A common concern about startups such as this one is whether the product will last. To assist with maintainability and longevity we follow established Java design patterns wherever conceivable.

For example, we facilitate the creation of custom “UNIX-utilities-as-a-service” by using a registry pattern to store the individual builder-factory objects which are used to create a command.

The result is code which is clear and straightforward:

private void handlePOST(HttpExchange t, String unixUtility) throws IOException {
    UnixUtilityBuilderFactoryRegistrySingleton registry =
        UnixUtilityBuilderFactoryRegistrySingleton.getInstance();
    Optional<UnixUtilityBuilderFactory> builderFactory =
        registry.retrieve(unixUtility);

    if (builderFactory.isPresent()) {
        try {
            Document doc = DocumentBuilderFactory
                .newInstance()
                .newDocumentBuilder()
                .parse(t.getRequestBody());

            UnixUtility uu = buildProcessByXMLSpecification(builderFactory.get(), doc);
            String stdout = uu.execute();
            respond(t, 200, stdout);
        } catch (Exception e) {
            e.printStackTrace(System.out);
            respond(t, 500, "Internal server error");
        }
    } else {
        respond(t, 404, "Not found");
    }
}

private void handlePUT(HttpExchange t, String unixUtility) throws IOException {
    UnixUtilityBuilderFactoryFactorySingleton factory =
        UnixUtilityBuilderFactoryFactorySingleton.getInstance();
    UnixUtilityBuilderFactoryRegistrySingleton registry =
        UnixUtilityBuilderFactoryRegistrySingleton.getInstance();

    registry.register(unixUtility, factory.construct(unixUtility));

    respond(t, 201, "Created");
}

This allows us to hire less expensive developers, and push the savings onto our customers.

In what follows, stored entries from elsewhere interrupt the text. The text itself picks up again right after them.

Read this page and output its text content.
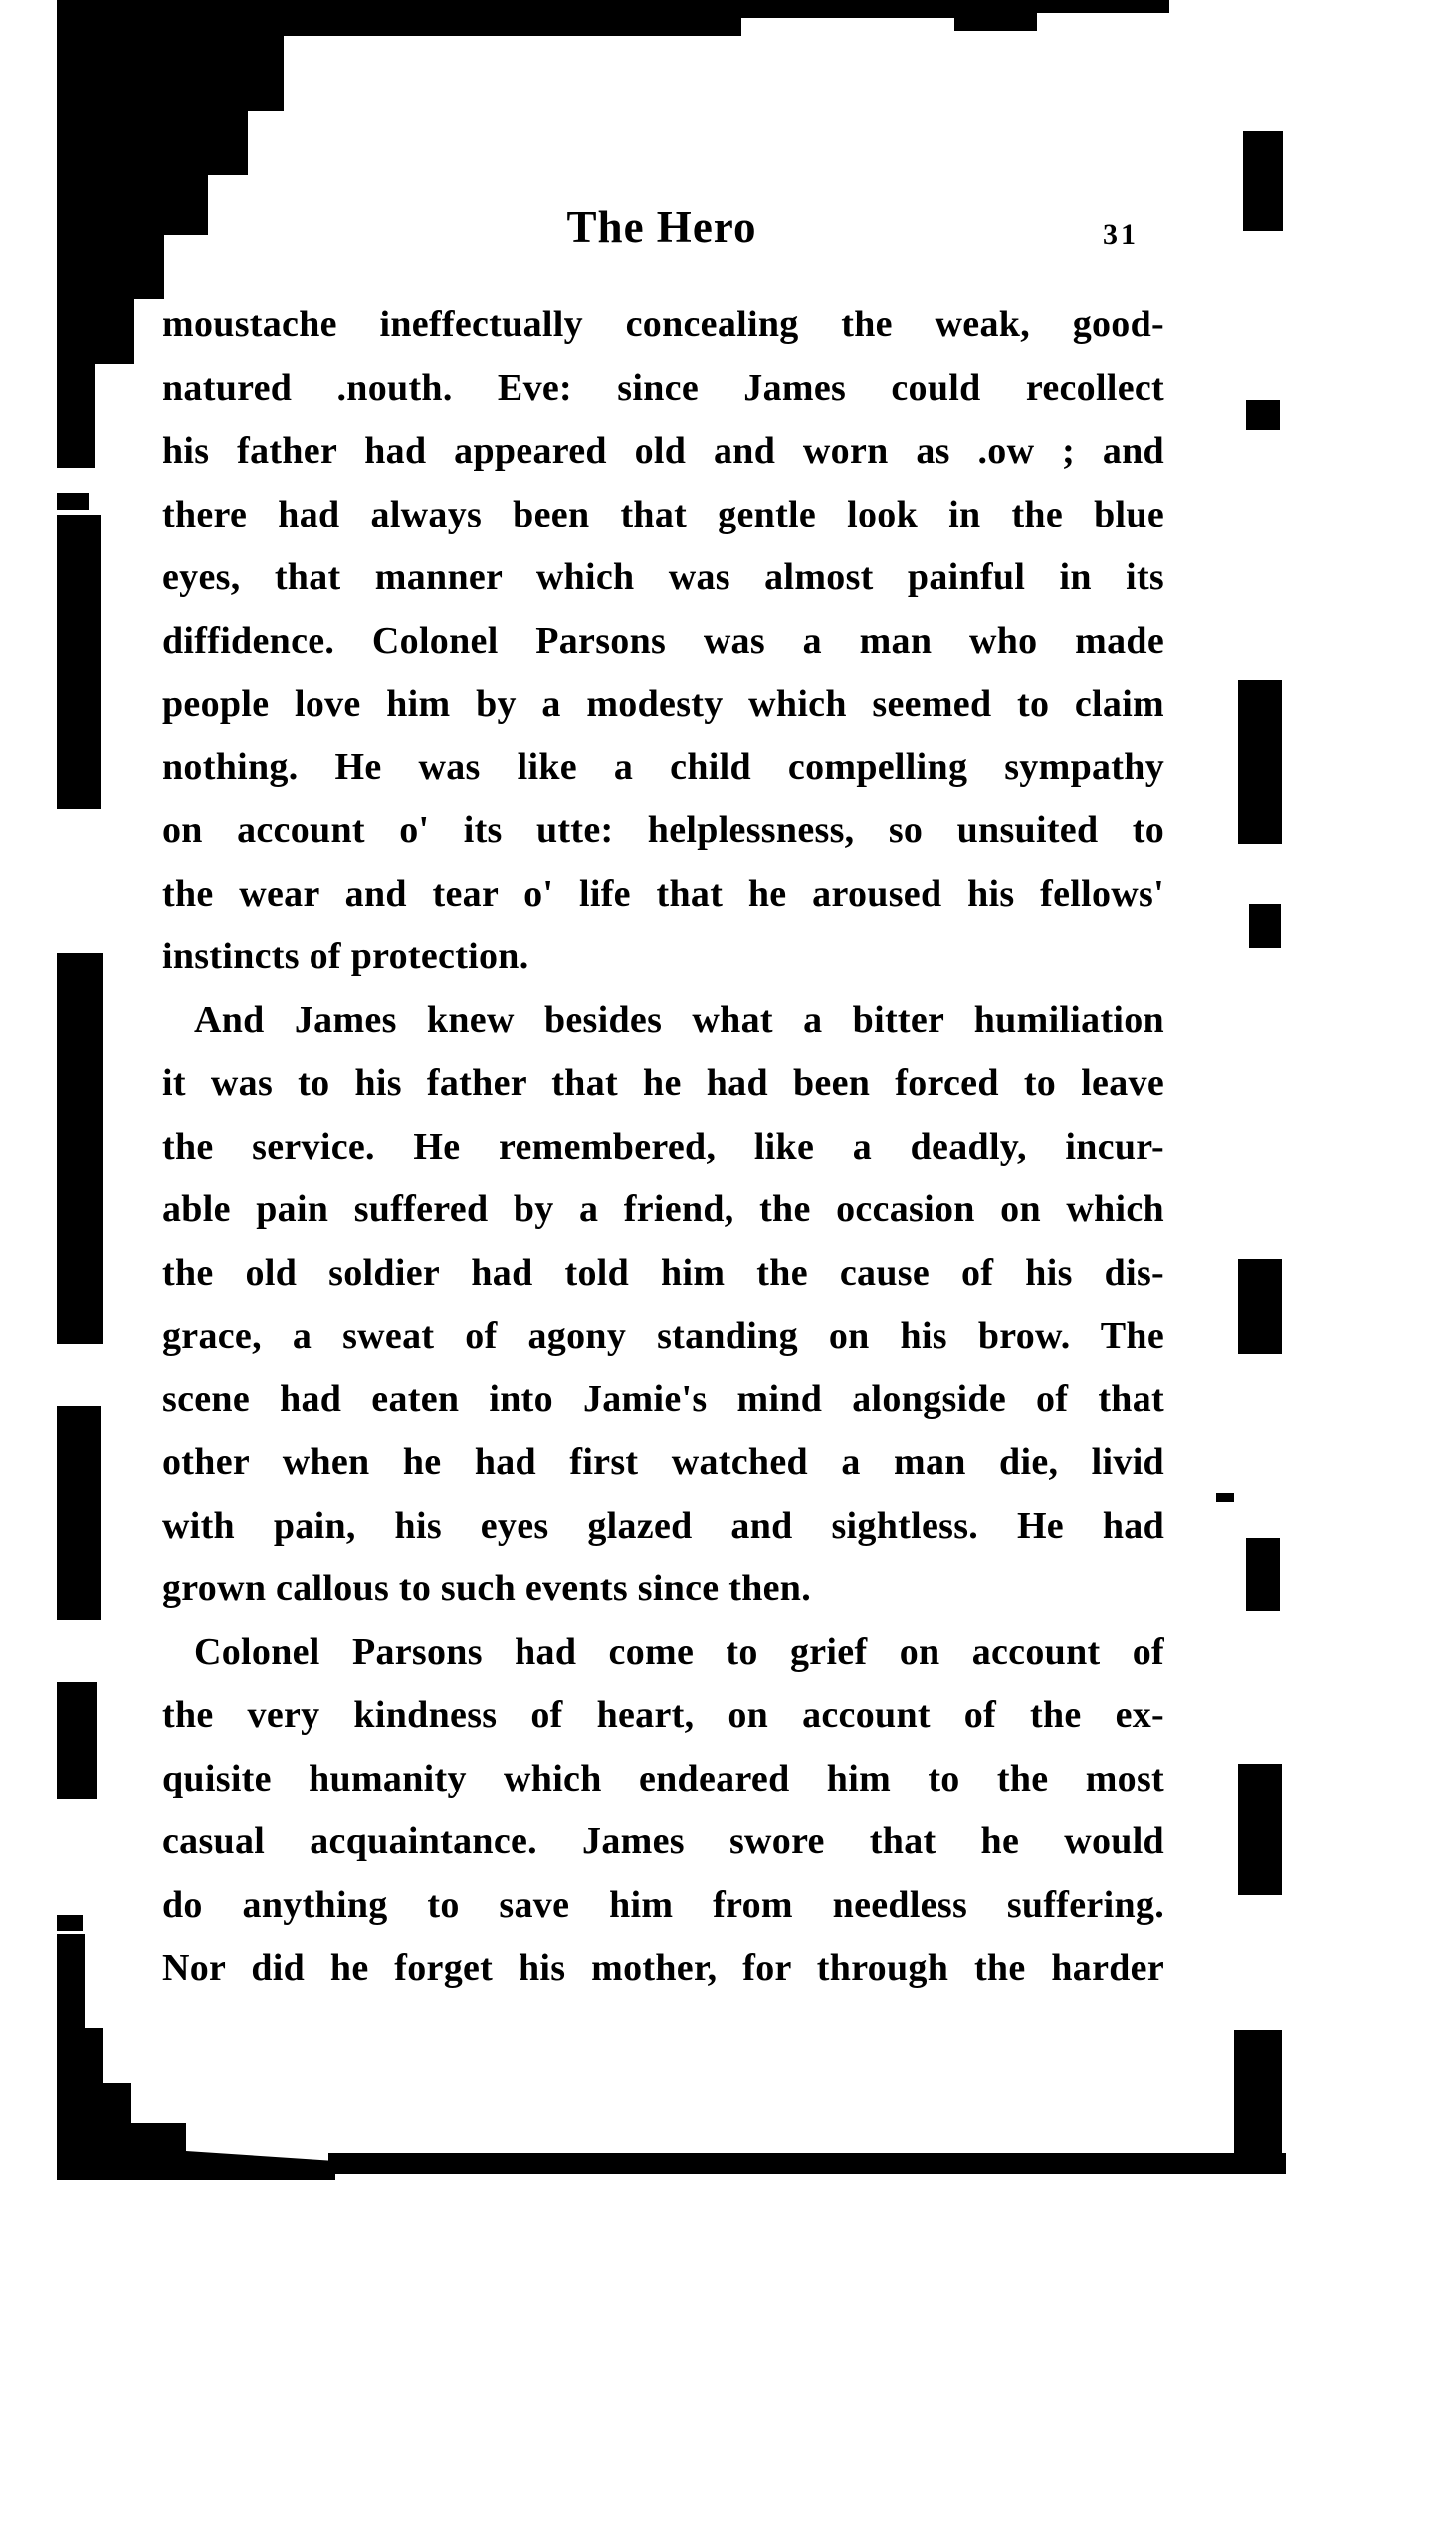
The Hero	31
moustache ineffectually concealing the weak, good-
natured .nouth. Eve: since James could recollect
his father had appeared old and worn as .ow ; and
there had always been that gentle look in the blue
eyes, that manner which was almost painful in its
diffidence. Colonel Parsons was a man who made
people love him by a modesty which seemed to claim
nothing. He was like a child compelling sympathy
on account o' its utte: helplessness, so unsuited to
the wear and tear o' life that he aroused his fellows'
instincts of protection.
And James knew besides what a bitter humiliation
it was to his father that he had been forced to leave
the service. He remembered, like a deadly, incur-
able pain suffered by a friend, the occasion on which
the old soldier had told him the cause of his dis-
grace, a sweat of agony standing on his brow. The
scene had eaten into Jamie's mind alongside of that
other when he had first watched a man die, livid
with pain, his eyes glazed and sightless. He had
grown callous to such events since then.
Colonel Parsons had come to grief on account of
the very kindness of heart, on account of the ex-
quisite humanity which endeared him to the most
casual acquaintance. James swore that he would
do anything to save him from needless suffering.
Nor did he forget his mother, for through the harder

We also avoid anything not provided by the Java standard library for the same reason: to lower the barrier to entry and make hiring new talent easier. This is why our API uses XML rather than the more popular JSON. Java developers are familiar with XML, so parsing an API call is simplicity itself:

private UnixUtility buildProcessByXMLSpecification(UnixUtilityBuilderFactory builderFactory, Document doc) {
    UnixUtilityBuilder builder = builderFactory.construct();

    NodeList args = doc.getElementsByTagName("argument");
    for (int i = 0; i < args.getLength(); i++) {
        builder.addArgument(((Element) args.item(i)).getTextContent());
    }

    NodeList in = doc.getElementsByTagName("stdin");
    for (int i = 0; i < in.getLength(); i++) {
        builder.addLineOfInput(((Element) in.item(i)).getTextContent());
    }

    return builder.build();
}

We hope you will consider sed-as-a-service for your sed needs.


The complete sed-as-a-service source code can be found on GitHub.